Lack of sleep and sleep disorders contribute to symptoms of depression over time. People diagnosed with depression or anxiety were more likely to sleep less than six hours at night.
5. Dumbs You Down
Sleep is essential when it comes to thinking and learning. Sleeping less hurts cognitive processes in many ways: impairing attention, alertness, reasoning, problem-solving, and concentration.
6. Makes You Forgetful
It’s hard to keep your memory sharp without sleep. Brain events called “sharp wave-ripples” are responsible for consolidating memory and planning. The ripples transfer information from the hippocampus to the neocortex of the brain, where long-term memories are stored.
7. Weight Gain
Lack of sleep leads to increased hunger, appetite, and possibly obesity. A study conducted in 2004 found that people who slept less than six hours per day were almost 30 percent more likely to become obese than others who slept seven to nine hours.
8. Ages Your Skin
A few nights of missed sleep can lead to a pale complexion and puffy eyes. However, chronic sleep loss can lead to dull, colorless skin, dark circles under the eyes, and more fine lines. Cortisol (a stress hormone) is released into the body when you don’t get enough ZZZs, and excess amounts can break down skin collagen (the protein that keeps skin smooth and elastic).

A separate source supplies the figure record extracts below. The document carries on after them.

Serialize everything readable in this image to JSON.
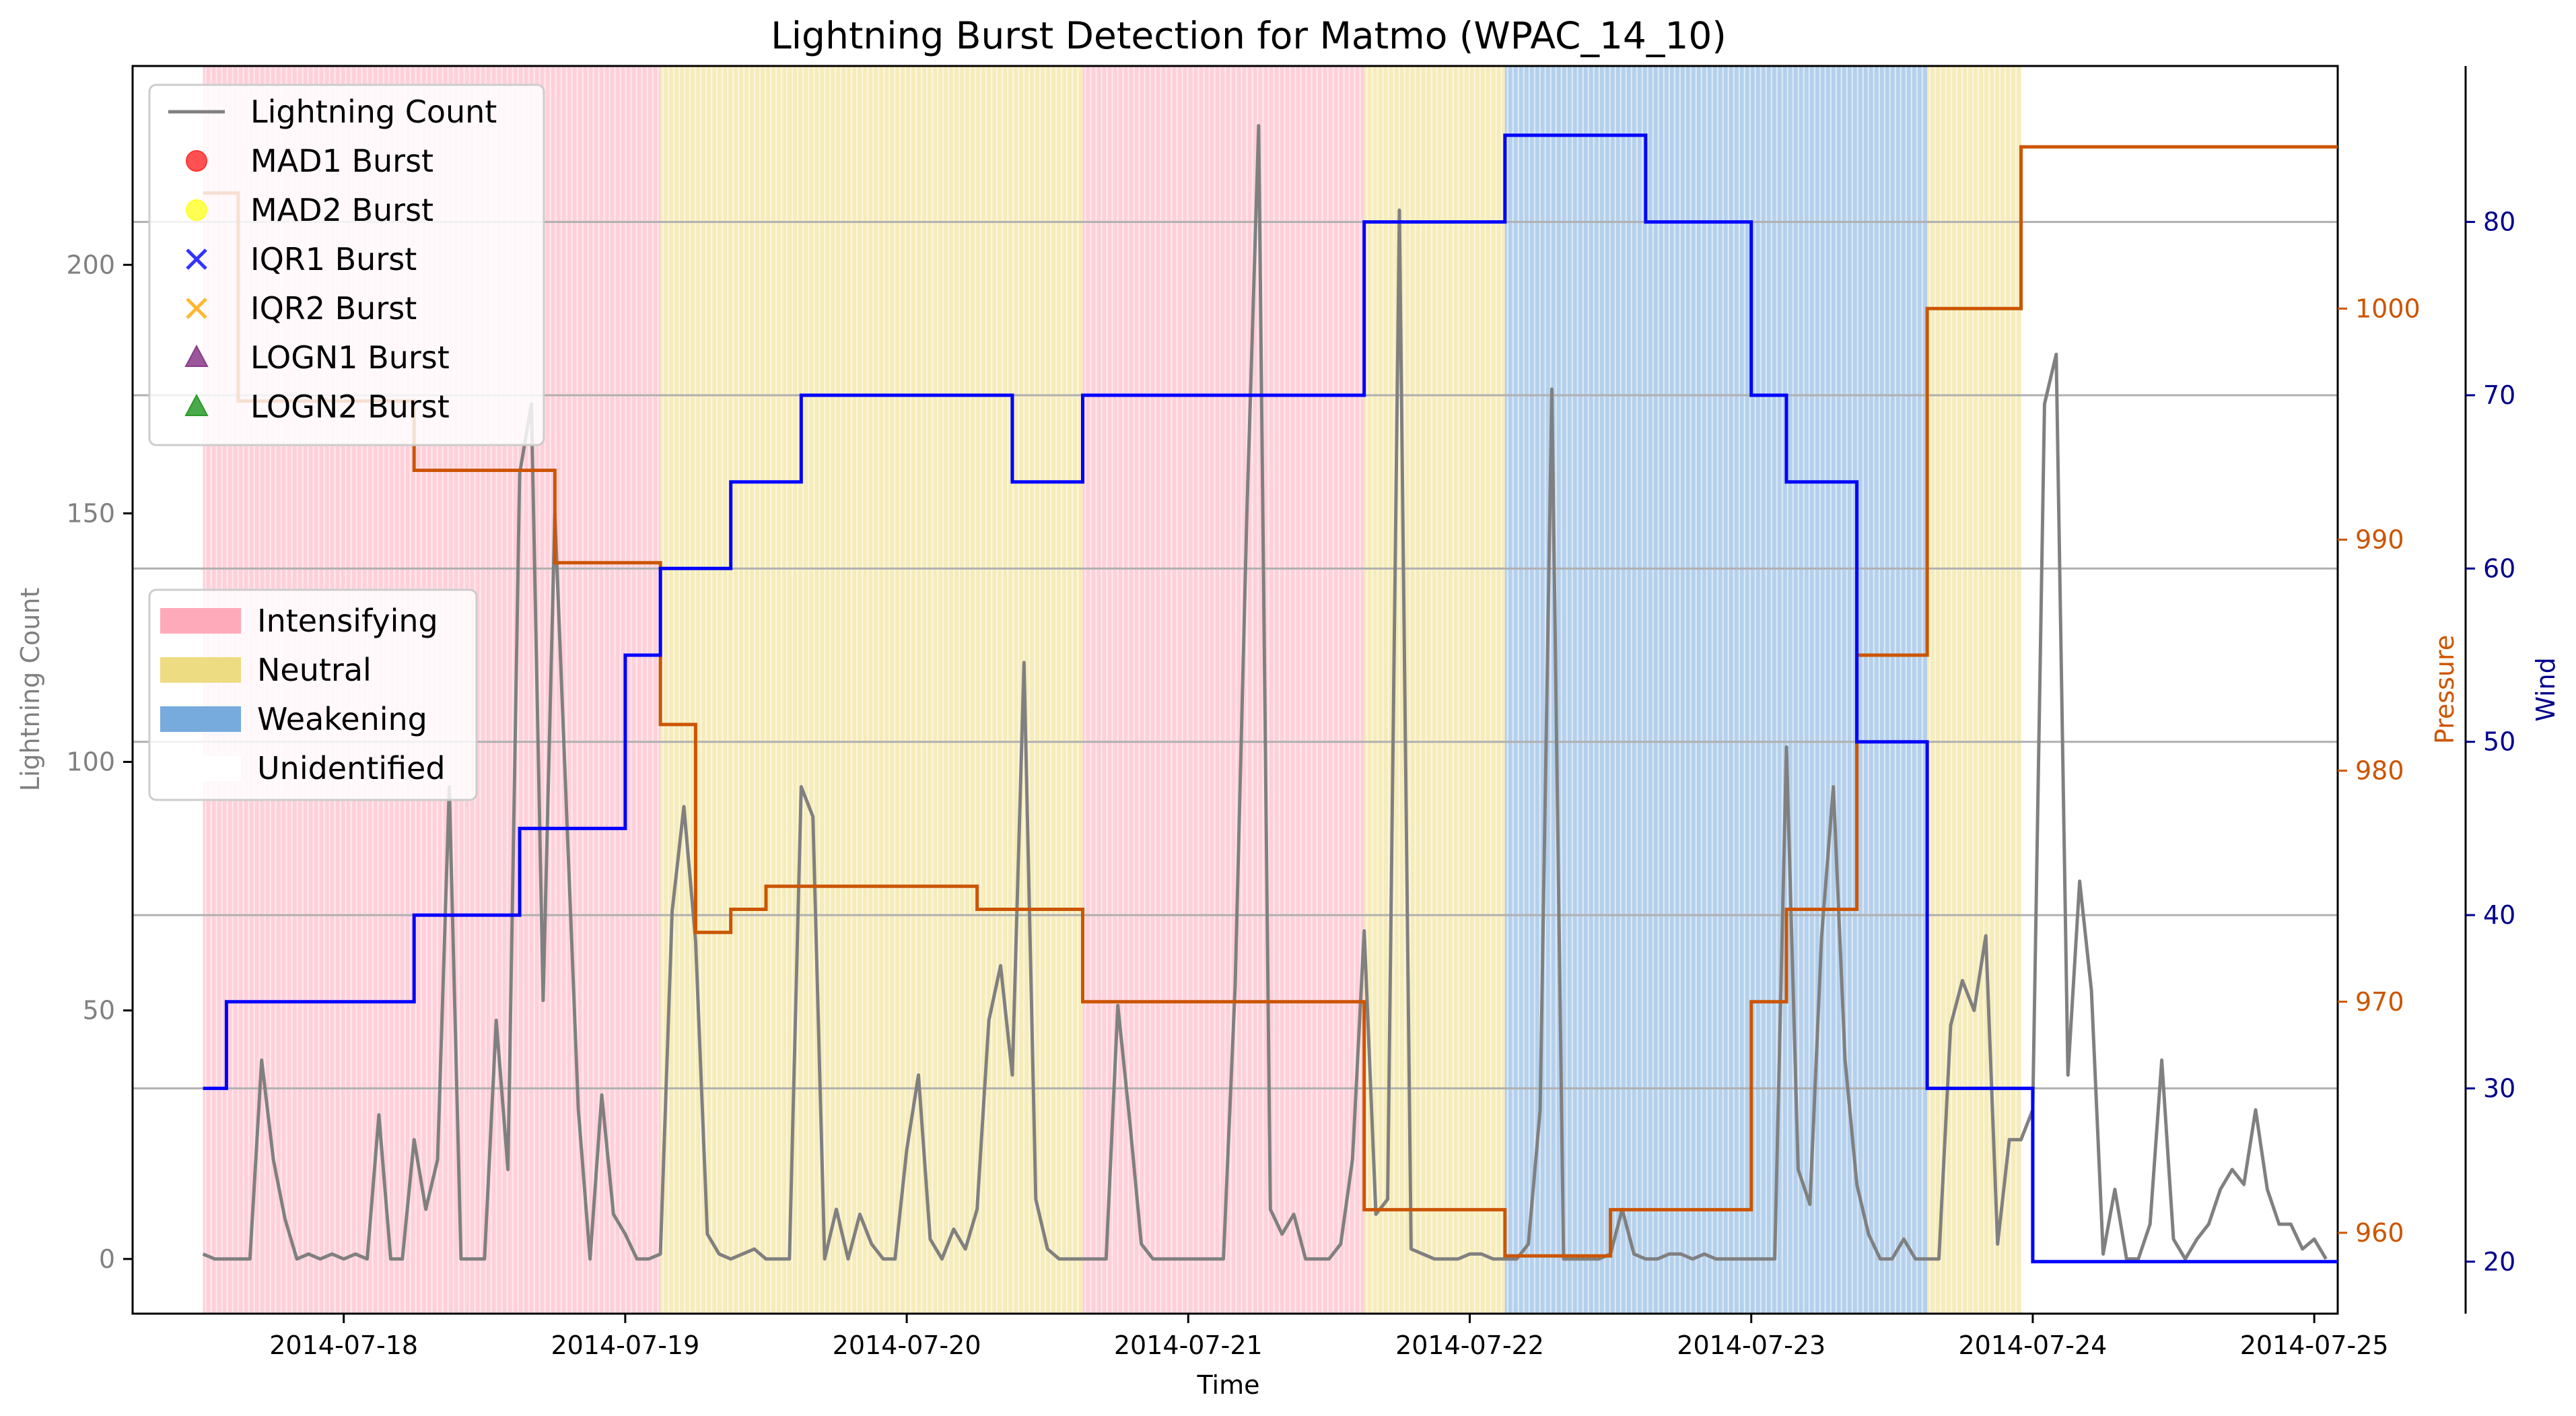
{
  "chart_data": {
    "type": "line",
    "title": "Lightning Burst Detection for Matmo (WPAC_14_10)",
    "xlabel": "Time",
    "ylabel_left": "Lightning Count",
    "ylabel_pressure": "Pressure",
    "ylabel_wind": "Wind",
    "x_range": [
      "2014-07-17 06:00",
      "2014-07-25 02:00"
    ],
    "ylim_count": [
      -11,
      240
    ],
    "ylim_pressure": [
      956.5,
      1010.5
    ],
    "ylim_wind": [
      17,
      89
    ],
    "x_ticks": [
      "2014-07-18",
      "2014-07-19",
      "2014-07-20",
      "2014-07-21",
      "2014-07-22",
      "2014-07-23",
      "2014-07-24",
      "2014-07-25"
    ],
    "y_ticks_count": [
      0,
      50,
      100,
      150,
      200
    ],
    "y_ticks_pressure": [
      960,
      970,
      980,
      990,
      1000
    ],
    "y_ticks_wind": [
      20,
      30,
      40,
      50,
      60,
      70,
      80
    ],
    "grid_lines_wind": [
      30,
      40,
      50,
      60,
      70,
      80
    ],
    "colors": {
      "lightning": "#808080",
      "pressure": "#cc5500",
      "wind": "#0000ff",
      "wind_axis": "#00008b",
      "intensifying": "#ffaabb",
      "neutral": "#eedc82",
      "weakening": "#77aadd"
    },
    "phases": [
      {
        "label": "Intensifying",
        "start": "2014-07-17 12:00",
        "end": "2014-07-19 03:00"
      },
      {
        "label": "Neutral",
        "start": "2014-07-19 03:00",
        "end": "2014-07-20 15:00"
      },
      {
        "label": "Intensifying",
        "start": "2014-07-20 15:00",
        "end": "2014-07-21 15:00"
      },
      {
        "label": "Neutral",
        "start": "2014-07-21 15:00",
        "end": "2014-07-22 03:00"
      },
      {
        "label": "Weakening",
        "start": "2014-07-22 03:00",
        "end": "2014-07-23 15:00"
      },
      {
        "label": "Neutral",
        "start": "2014-07-23 15:00",
        "end": "2014-07-23 23:00"
      }
    ],
    "series": [
      {
        "name": "Lightning Count",
        "points": [
          [
            "2014-07-17 12:00",
            1
          ],
          [
            "2014-07-17 13:00",
            0
          ],
          [
            "2014-07-17 14:00",
            0
          ],
          [
            "2014-07-17 15:00",
            0
          ],
          [
            "2014-07-17 16:00",
            0
          ],
          [
            "2014-07-17 17:00",
            40
          ],
          [
            "2014-07-17 18:00",
            20
          ],
          [
            "2014-07-17 19:00",
            8
          ],
          [
            "2014-07-17 20:00",
            0
          ],
          [
            "2014-07-17 21:00",
            1
          ],
          [
            "2014-07-17 22:00",
            0
          ],
          [
            "2014-07-17 23:00",
            1
          ],
          [
            "2014-07-18 00:00",
            0
          ],
          [
            "2014-07-18 01:00",
            1
          ],
          [
            "2014-07-18 02:00",
            0
          ],
          [
            "2014-07-18 03:00",
            29
          ],
          [
            "2014-07-18 04:00",
            0
          ],
          [
            "2014-07-18 05:00",
            0
          ],
          [
            "2014-07-18 06:00",
            24
          ],
          [
            "2014-07-18 07:00",
            10
          ],
          [
            "2014-07-18 08:00",
            20
          ],
          [
            "2014-07-18 09:00",
            95
          ],
          [
            "2014-07-18 10:00",
            0
          ],
          [
            "2014-07-18 11:00",
            0
          ],
          [
            "2014-07-18 12:00",
            0
          ],
          [
            "2014-07-18 13:00",
            48
          ],
          [
            "2014-07-18 14:00",
            18
          ],
          [
            "2014-07-18 15:00",
            158
          ],
          [
            "2014-07-18 16:00",
            172
          ],
          [
            "2014-07-18 17:00",
            52
          ],
          [
            "2014-07-18 18:00",
            150
          ],
          [
            "2014-07-18 19:00",
            90
          ],
          [
            "2014-07-18 20:00",
            30
          ],
          [
            "2014-07-18 21:00",
            0
          ],
          [
            "2014-07-18 22:00",
            33
          ],
          [
            "2014-07-18 23:00",
            9
          ],
          [
            "2014-07-19 00:00",
            5
          ],
          [
            "2014-07-19 01:00",
            0
          ],
          [
            "2014-07-19 02:00",
            0
          ],
          [
            "2014-07-19 03:00",
            1
          ],
          [
            "2014-07-19 04:00",
            70
          ],
          [
            "2014-07-19 05:00",
            91
          ],
          [
            "2014-07-19 06:00",
            64
          ],
          [
            "2014-07-19 07:00",
            5
          ],
          [
            "2014-07-19 08:00",
            1
          ],
          [
            "2014-07-19 09:00",
            0
          ],
          [
            "2014-07-19 10:00",
            1
          ],
          [
            "2014-07-19 11:00",
            2
          ],
          [
            "2014-07-19 12:00",
            0
          ],
          [
            "2014-07-19 13:00",
            0
          ],
          [
            "2014-07-19 14:00",
            0
          ],
          [
            "2014-07-19 15:00",
            95
          ],
          [
            "2014-07-19 16:00",
            89
          ],
          [
            "2014-07-19 17:00",
            0
          ],
          [
            "2014-07-19 18:00",
            10
          ],
          [
            "2014-07-19 19:00",
            0
          ],
          [
            "2014-07-19 20:00",
            9
          ],
          [
            "2014-07-19 21:00",
            3
          ],
          [
            "2014-07-19 22:00",
            0
          ],
          [
            "2014-07-19 23:00",
            0
          ],
          [
            "2014-07-20 00:00",
            22
          ],
          [
            "2014-07-20 01:00",
            37
          ],
          [
            "2014-07-20 02:00",
            4
          ],
          [
            "2014-07-20 03:00",
            0
          ],
          [
            "2014-07-20 04:00",
            6
          ],
          [
            "2014-07-20 05:00",
            2
          ],
          [
            "2014-07-20 06:00",
            10
          ],
          [
            "2014-07-20 07:00",
            48
          ],
          [
            "2014-07-20 08:00",
            59
          ],
          [
            "2014-07-20 09:00",
            37
          ],
          [
            "2014-07-20 10:00",
            120
          ],
          [
            "2014-07-20 11:00",
            12
          ],
          [
            "2014-07-20 12:00",
            2
          ],
          [
            "2014-07-20 13:00",
            0
          ],
          [
            "2014-07-20 14:00",
            0
          ],
          [
            "2014-07-20 15:00",
            0
          ],
          [
            "2014-07-20 16:00",
            0
          ],
          [
            "2014-07-20 17:00",
            0
          ],
          [
            "2014-07-20 18:00",
            51
          ],
          [
            "2014-07-20 19:00",
            28
          ],
          [
            "2014-07-20 20:00",
            3
          ],
          [
            "2014-07-20 21:00",
            0
          ],
          [
            "2014-07-20 22:00",
            0
          ],
          [
            "2014-07-20 23:00",
            0
          ],
          [
            "2014-07-21 00:00",
            0
          ],
          [
            "2014-07-21 01:00",
            0
          ],
          [
            "2014-07-21 02:00",
            0
          ],
          [
            "2014-07-21 03:00",
            0
          ],
          [
            "2014-07-21 04:00",
            55
          ],
          [
            "2014-07-21 05:00",
            150
          ],
          [
            "2014-07-21 06:00",
            228
          ],
          [
            "2014-07-21 07:00",
            10
          ],
          [
            "2014-07-21 08:00",
            5
          ],
          [
            "2014-07-21 09:00",
            9
          ],
          [
            "2014-07-21 10:00",
            0
          ],
          [
            "2014-07-21 11:00",
            0
          ],
          [
            "2014-07-21 12:00",
            0
          ],
          [
            "2014-07-21 13:00",
            3
          ],
          [
            "2014-07-21 14:00",
            20
          ],
          [
            "2014-07-21 15:00",
            66
          ],
          [
            "2014-07-21 16:00",
            9
          ],
          [
            "2014-07-21 17:00",
            12
          ],
          [
            "2014-07-21 18:00",
            211
          ],
          [
            "2014-07-21 19:00",
            2
          ],
          [
            "2014-07-21 20:00",
            1
          ],
          [
            "2014-07-21 21:00",
            0
          ],
          [
            "2014-07-21 22:00",
            0
          ],
          [
            "2014-07-21 23:00",
            0
          ],
          [
            "2014-07-22 00:00",
            1
          ],
          [
            "2014-07-22 01:00",
            1
          ],
          [
            "2014-07-22 02:00",
            0
          ],
          [
            "2014-07-22 03:00",
            0
          ],
          [
            "2014-07-22 04:00",
            0
          ],
          [
            "2014-07-22 05:00",
            3
          ],
          [
            "2014-07-22 06:00",
            30
          ],
          [
            "2014-07-22 07:00",
            175
          ],
          [
            "2014-07-22 08:00",
            0
          ],
          [
            "2014-07-22 09:00",
            0
          ],
          [
            "2014-07-22 10:00",
            0
          ],
          [
            "2014-07-22 11:00",
            0
          ],
          [
            "2014-07-22 12:00",
            1
          ],
          [
            "2014-07-22 13:00",
            10
          ],
          [
            "2014-07-22 14:00",
            1
          ],
          [
            "2014-07-22 15:00",
            0
          ],
          [
            "2014-07-22 16:00",
            0
          ],
          [
            "2014-07-22 17:00",
            1
          ],
          [
            "2014-07-22 18:00",
            1
          ],
          [
            "2014-07-22 19:00",
            0
          ],
          [
            "2014-07-22 20:00",
            1
          ],
          [
            "2014-07-22 21:00",
            0
          ],
          [
            "2014-07-22 22:00",
            0
          ],
          [
            "2014-07-22 23:00",
            0
          ],
          [
            "2014-07-23 00:00",
            0
          ],
          [
            "2014-07-23 01:00",
            0
          ],
          [
            "2014-07-23 02:00",
            0
          ],
          [
            "2014-07-23 03:00",
            103
          ],
          [
            "2014-07-23 04:00",
            18
          ],
          [
            "2014-07-23 05:00",
            11
          ],
          [
            "2014-07-23 06:00",
            65
          ],
          [
            "2014-07-23 07:00",
            95
          ],
          [
            "2014-07-23 08:00",
            40
          ],
          [
            "2014-07-23 09:00",
            15
          ],
          [
            "2014-07-23 10:00",
            5
          ],
          [
            "2014-07-23 11:00",
            0
          ],
          [
            "2014-07-23 12:00",
            0
          ],
          [
            "2014-07-23 13:00",
            4
          ],
          [
            "2014-07-23 14:00",
            0
          ],
          [
            "2014-07-23 15:00",
            0
          ],
          [
            "2014-07-23 16:00",
            0
          ],
          [
            "2014-07-23 17:00",
            47
          ],
          [
            "2014-07-23 18:00",
            56
          ],
          [
            "2014-07-23 19:00",
            50
          ],
          [
            "2014-07-23 20:00",
            65
          ],
          [
            "2014-07-23 21:00",
            3
          ],
          [
            "2014-07-23 22:00",
            24
          ],
          [
            "2014-07-23 23:00",
            24
          ],
          [
            "2014-07-24 00:00",
            30
          ],
          [
            "2014-07-24 01:00",
            172
          ],
          [
            "2014-07-24 02:00",
            182
          ],
          [
            "2014-07-24 03:00",
            37
          ],
          [
            "2014-07-24 04:00",
            76
          ],
          [
            "2014-07-24 05:00",
            54
          ],
          [
            "2014-07-24 06:00",
            1
          ],
          [
            "2014-07-24 07:00",
            14
          ],
          [
            "2014-07-24 08:00",
            0
          ],
          [
            "2014-07-24 09:00",
            0
          ],
          [
            "2014-07-24 10:00",
            7
          ],
          [
            "2014-07-24 11:00",
            40
          ],
          [
            "2014-07-24 12:00",
            4
          ],
          [
            "2014-07-24 13:00",
            0
          ],
          [
            "2014-07-24 14:00",
            4
          ],
          [
            "2014-07-24 15:00",
            7
          ],
          [
            "2014-07-24 16:00",
            14
          ],
          [
            "2014-07-24 17:00",
            18
          ],
          [
            "2014-07-24 18:00",
            15
          ],
          [
            "2014-07-24 19:00",
            30
          ],
          [
            "2014-07-24 20:00",
            14
          ],
          [
            "2014-07-24 21:00",
            7
          ],
          [
            "2014-07-24 22:00",
            7
          ],
          [
            "2014-07-24 23:00",
            2
          ],
          [
            "2014-07-25 00:00",
            4
          ],
          [
            "2014-07-25 01:00",
            0
          ]
        ]
      },
      {
        "name": "Pressure",
        "axis": "pressure",
        "steps": [
          [
            "2014-07-17 12:00",
            1005
          ],
          [
            "2014-07-17 15:00",
            996
          ],
          [
            "2014-07-18 06:00",
            993
          ],
          [
            "2014-07-18 18:00",
            989
          ],
          [
            "2014-07-19 03:00",
            982
          ],
          [
            "2014-07-19 06:00",
            973
          ],
          [
            "2014-07-19 09:00",
            974
          ],
          [
            "2014-07-19 12:00",
            975
          ],
          [
            "2014-07-20 06:00",
            974
          ],
          [
            "2014-07-20 15:00",
            970
          ],
          [
            "2014-07-21 15:00",
            961
          ],
          [
            "2014-07-22 03:00",
            959
          ],
          [
            "2014-07-22 12:00",
            961
          ],
          [
            "2014-07-23 00:00",
            970
          ],
          [
            "2014-07-23 03:00",
            974
          ],
          [
            "2014-07-23 09:00",
            985
          ],
          [
            "2014-07-23 15:00",
            1000
          ],
          [
            "2014-07-23 23:00",
            1007
          ],
          [
            "2014-07-25 02:00",
            1007
          ]
        ]
      },
      {
        "name": "Wind",
        "axis": "wind",
        "steps": [
          [
            "2014-07-17 12:00",
            30
          ],
          [
            "2014-07-17 14:00",
            35
          ],
          [
            "2014-07-18 06:00",
            40
          ],
          [
            "2014-07-18 15:00",
            45
          ],
          [
            "2014-07-19 00:00",
            55
          ],
          [
            "2014-07-19 03:00",
            60
          ],
          [
            "2014-07-19 09:00",
            65
          ],
          [
            "2014-07-19 15:00",
            70
          ],
          [
            "2014-07-20 09:00",
            65
          ],
          [
            "2014-07-20 15:00",
            70
          ],
          [
            "2014-07-21 15:00",
            80
          ],
          [
            "2014-07-22 03:00",
            85
          ],
          [
            "2014-07-22 15:00",
            80
          ],
          [
            "2014-07-23 00:00",
            70
          ],
          [
            "2014-07-23 03:00",
            65
          ],
          [
            "2014-07-23 09:00",
            50
          ],
          [
            "2014-07-23 15:00",
            30
          ],
          [
            "2014-07-24 00:00",
            20
          ],
          [
            "2014-07-25 02:00",
            20
          ]
        ]
      }
    ],
    "legend": {
      "placement": "upper-left",
      "markers": [
        {
          "label": "Lightning Count",
          "symbol": "line",
          "color": "#808080"
        },
        {
          "label": "MAD1 Burst",
          "symbol": "circle",
          "color": "#ff3333"
        },
        {
          "label": "MAD2 Burst",
          "symbol": "circle",
          "color": "#ffff33"
        },
        {
          "label": "IQR1 Burst",
          "symbol": "x",
          "color": "#3333ff"
        },
        {
          "label": "IQR2 Burst",
          "symbol": "x",
          "color": "#ffb733"
        },
        {
          "label": "LOGN1 Burst",
          "symbol": "triangle",
          "color": "#8a3a8a"
        },
        {
          "label": "LOGN2 Burst",
          "symbol": "triangle",
          "color": "#2a9a2a"
        }
      ],
      "phases": [
        {
          "label": "Intensifying",
          "color": "#ffaabb"
        },
        {
          "label": "Neutral",
          "color": "#eedc82"
        },
        {
          "label": "Weakening",
          "color": "#77aadd"
        },
        {
          "label": "Unidentified",
          "color": "#ffffff"
        }
      ]
    }
  }
}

9. Impairs Judgement, Especially About Sleep
Sleep deprivation can affect how we interpret events and can ruin our ability to make sound judgments. Deprived people begin to believe that they’ve adapted to their lack of rest when their performance and alertness is on a steady decline.
10. Increase Risk Of Death
British researchers looked closer at how sleep patterns affected the mortality rate of 10,000 people over two decades. They found that those who cut their slumber from seven to five hours or fewer a night nearly doubled their risk of death from all causes.